Il s'en déduit que l'encadrant bénévole qui connaissait le niveau débutant de Mme [O], se devait d'anticiper le risque accru, inhérent à son inexpérimentation et à sa mauvaise maîtrise des gestes techniques, en renforçant les mesures de protection par la mise en place d'un tapis de réception plus épais, mieux à même d'amortir le saut imparfait d'un pratiquant novice. M. [B] [W], titulaire d'un brevet d'initiation en structure artificielle d'escalade, dont la déclaration signée est produite par Mme [O], souligne combien une chute verticale sur un tapis peu épais peut se révéler traumatisante pour le corps quelque soit la hauteur de cette chute, et ce d'autant plus que les chaussons d'escalade, comme l'a relevé également Mme [S] [I], kinésithérapeute de profession, dont la déclaration est produite par les deux parties, limitent le rôle d'amortisseur de la voûte plantaire. M. [W] ajoute que, conscient qu'une chute de hauteur faible à élevée provoquerait des blessures, il ne permettrait pas à des grimpeurs novices d'évoluer avec des tapis peu épais à mousse dure. Or, il est constant que la fracture de l'astragale dont a souffert Mme [O] trouve son origine dans un traumatisme consécutif à la réception sur le tapis.

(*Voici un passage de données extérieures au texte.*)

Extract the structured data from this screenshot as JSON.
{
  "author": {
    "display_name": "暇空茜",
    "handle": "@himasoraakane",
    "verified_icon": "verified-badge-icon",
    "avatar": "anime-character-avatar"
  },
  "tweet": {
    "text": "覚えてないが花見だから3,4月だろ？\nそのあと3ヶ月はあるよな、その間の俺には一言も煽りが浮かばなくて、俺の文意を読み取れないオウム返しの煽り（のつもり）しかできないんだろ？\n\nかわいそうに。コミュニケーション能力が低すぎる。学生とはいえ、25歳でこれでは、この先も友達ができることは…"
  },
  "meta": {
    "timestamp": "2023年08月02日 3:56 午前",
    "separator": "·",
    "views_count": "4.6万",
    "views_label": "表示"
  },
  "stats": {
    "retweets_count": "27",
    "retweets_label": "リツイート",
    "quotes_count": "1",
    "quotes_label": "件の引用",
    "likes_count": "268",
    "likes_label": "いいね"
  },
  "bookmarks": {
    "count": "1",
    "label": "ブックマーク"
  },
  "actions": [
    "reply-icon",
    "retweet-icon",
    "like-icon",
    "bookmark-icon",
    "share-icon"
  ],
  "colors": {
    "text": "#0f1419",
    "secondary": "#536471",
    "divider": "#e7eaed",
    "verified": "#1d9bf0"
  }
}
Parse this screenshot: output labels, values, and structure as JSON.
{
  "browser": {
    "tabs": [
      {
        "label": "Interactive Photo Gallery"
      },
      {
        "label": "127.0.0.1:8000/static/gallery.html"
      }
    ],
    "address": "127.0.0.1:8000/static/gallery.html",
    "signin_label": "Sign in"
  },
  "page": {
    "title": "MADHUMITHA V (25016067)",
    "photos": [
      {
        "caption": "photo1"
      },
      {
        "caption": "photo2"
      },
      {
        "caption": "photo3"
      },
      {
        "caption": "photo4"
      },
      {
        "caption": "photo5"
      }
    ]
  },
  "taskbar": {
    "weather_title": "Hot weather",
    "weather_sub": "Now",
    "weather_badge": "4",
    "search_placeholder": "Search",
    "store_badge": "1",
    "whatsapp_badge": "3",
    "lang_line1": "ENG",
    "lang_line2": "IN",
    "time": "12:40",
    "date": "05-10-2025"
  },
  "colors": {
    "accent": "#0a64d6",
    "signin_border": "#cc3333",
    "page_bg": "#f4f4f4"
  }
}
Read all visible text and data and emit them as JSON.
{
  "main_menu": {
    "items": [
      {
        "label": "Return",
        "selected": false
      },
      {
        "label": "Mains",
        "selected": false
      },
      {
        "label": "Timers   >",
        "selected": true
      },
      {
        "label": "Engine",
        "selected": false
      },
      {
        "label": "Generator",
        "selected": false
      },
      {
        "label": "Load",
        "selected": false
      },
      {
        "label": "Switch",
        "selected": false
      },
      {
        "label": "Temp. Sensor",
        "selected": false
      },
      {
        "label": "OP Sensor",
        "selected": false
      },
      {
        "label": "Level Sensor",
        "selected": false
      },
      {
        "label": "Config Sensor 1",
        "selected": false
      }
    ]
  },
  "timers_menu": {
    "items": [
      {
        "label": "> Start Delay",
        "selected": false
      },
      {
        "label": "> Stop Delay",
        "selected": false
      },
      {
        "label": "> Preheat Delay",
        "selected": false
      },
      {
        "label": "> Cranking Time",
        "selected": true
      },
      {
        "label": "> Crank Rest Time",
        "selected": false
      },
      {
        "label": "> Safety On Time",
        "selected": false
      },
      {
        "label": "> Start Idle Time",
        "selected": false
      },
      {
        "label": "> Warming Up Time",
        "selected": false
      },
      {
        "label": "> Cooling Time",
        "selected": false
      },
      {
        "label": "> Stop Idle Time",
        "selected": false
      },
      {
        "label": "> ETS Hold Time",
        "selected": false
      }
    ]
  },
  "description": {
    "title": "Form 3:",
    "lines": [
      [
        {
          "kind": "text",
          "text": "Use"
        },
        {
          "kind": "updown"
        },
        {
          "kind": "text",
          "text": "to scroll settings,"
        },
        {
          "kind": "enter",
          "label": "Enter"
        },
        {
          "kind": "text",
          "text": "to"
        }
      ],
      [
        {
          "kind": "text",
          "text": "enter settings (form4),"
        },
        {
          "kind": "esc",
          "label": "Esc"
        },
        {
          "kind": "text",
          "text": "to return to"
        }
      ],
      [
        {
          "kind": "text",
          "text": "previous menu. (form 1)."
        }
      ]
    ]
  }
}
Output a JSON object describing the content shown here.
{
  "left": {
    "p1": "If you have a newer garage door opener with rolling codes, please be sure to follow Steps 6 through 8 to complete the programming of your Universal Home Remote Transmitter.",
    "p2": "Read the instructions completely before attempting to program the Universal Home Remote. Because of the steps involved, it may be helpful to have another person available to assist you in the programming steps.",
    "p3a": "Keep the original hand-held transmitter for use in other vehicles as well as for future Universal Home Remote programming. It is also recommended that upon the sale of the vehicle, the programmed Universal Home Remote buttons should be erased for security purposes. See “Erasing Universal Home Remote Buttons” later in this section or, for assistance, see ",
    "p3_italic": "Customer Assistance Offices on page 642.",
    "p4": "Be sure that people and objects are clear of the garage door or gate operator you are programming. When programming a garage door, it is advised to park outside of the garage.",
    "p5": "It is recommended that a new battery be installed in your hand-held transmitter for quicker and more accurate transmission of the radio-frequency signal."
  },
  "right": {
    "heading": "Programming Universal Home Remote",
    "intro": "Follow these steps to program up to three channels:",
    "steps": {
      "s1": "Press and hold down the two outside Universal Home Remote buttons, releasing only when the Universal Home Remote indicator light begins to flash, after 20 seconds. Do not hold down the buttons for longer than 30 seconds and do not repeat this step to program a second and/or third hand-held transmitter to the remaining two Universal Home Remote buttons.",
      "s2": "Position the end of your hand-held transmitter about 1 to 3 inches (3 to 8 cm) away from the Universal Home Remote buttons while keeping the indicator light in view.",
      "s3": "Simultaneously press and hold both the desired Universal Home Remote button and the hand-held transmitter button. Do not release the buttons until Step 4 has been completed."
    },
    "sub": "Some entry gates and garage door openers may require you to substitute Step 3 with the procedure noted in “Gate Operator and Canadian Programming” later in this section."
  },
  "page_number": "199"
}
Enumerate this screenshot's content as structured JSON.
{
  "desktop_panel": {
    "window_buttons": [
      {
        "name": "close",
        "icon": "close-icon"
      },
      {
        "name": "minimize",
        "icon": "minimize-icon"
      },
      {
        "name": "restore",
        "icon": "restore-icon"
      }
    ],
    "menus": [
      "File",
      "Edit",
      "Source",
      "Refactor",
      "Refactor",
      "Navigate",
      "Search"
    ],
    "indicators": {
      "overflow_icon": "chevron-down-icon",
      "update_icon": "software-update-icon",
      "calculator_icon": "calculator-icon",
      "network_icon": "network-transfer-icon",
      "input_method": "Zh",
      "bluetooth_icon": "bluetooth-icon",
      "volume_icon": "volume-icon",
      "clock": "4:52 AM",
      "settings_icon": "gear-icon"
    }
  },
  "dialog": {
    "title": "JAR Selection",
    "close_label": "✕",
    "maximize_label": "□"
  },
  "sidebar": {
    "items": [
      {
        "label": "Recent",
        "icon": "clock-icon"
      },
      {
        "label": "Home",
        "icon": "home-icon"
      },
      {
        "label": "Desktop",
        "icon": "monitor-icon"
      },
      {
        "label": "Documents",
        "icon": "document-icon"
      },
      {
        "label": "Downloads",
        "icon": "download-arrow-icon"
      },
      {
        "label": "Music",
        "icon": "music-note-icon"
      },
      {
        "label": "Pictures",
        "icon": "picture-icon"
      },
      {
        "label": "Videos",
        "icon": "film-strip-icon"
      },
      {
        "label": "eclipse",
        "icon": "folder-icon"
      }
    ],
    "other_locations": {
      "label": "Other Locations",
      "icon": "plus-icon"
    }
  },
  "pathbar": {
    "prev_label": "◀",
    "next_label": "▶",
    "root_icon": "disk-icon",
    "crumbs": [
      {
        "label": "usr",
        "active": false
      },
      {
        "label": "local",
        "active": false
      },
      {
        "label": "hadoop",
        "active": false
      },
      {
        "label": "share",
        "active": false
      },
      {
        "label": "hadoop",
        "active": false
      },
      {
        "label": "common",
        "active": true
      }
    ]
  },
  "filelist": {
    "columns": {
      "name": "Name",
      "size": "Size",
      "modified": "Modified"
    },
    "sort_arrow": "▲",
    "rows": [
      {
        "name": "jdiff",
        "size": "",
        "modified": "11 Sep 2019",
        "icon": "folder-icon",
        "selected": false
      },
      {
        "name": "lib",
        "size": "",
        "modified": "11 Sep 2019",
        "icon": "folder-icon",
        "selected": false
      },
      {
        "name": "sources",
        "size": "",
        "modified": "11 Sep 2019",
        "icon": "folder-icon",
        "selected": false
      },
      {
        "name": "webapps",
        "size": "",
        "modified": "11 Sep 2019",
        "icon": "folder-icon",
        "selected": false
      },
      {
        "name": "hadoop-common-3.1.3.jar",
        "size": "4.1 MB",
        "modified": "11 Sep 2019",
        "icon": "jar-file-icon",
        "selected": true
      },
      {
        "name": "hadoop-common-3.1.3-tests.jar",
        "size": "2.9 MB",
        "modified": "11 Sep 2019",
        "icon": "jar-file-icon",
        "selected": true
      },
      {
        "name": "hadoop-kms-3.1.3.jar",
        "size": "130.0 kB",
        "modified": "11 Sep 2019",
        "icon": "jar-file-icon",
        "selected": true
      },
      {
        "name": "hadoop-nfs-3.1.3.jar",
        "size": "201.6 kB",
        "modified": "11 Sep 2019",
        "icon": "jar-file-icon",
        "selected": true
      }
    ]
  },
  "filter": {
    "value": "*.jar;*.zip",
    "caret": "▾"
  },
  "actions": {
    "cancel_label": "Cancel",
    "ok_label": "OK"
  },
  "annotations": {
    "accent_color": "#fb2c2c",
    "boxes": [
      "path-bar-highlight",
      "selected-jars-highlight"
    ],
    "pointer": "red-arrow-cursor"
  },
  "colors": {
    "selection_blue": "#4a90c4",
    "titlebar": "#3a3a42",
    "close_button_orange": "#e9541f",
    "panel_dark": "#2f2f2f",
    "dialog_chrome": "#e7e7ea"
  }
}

En conséquence, même si l'épaisseur des tapis litigieux était conforme à la norme prévue, l'obligation de sécurité qui pesait sur l'encadrant entrainait une nécessaire adaptation des règles de protection habituelles au niveau débutant de Mme [O] de sorte que le [6] ne peut se retrancher derrière le respect de la norme NF P90-312 pour considérer qu'il n'a pas failli à son obligation. C'est donc à juste titre que le tribunal a retenu un manquement du [6] à son obligation de sécurité et de prudence et considéré que sa faute était à l'origine du dommage subi par Mme [O].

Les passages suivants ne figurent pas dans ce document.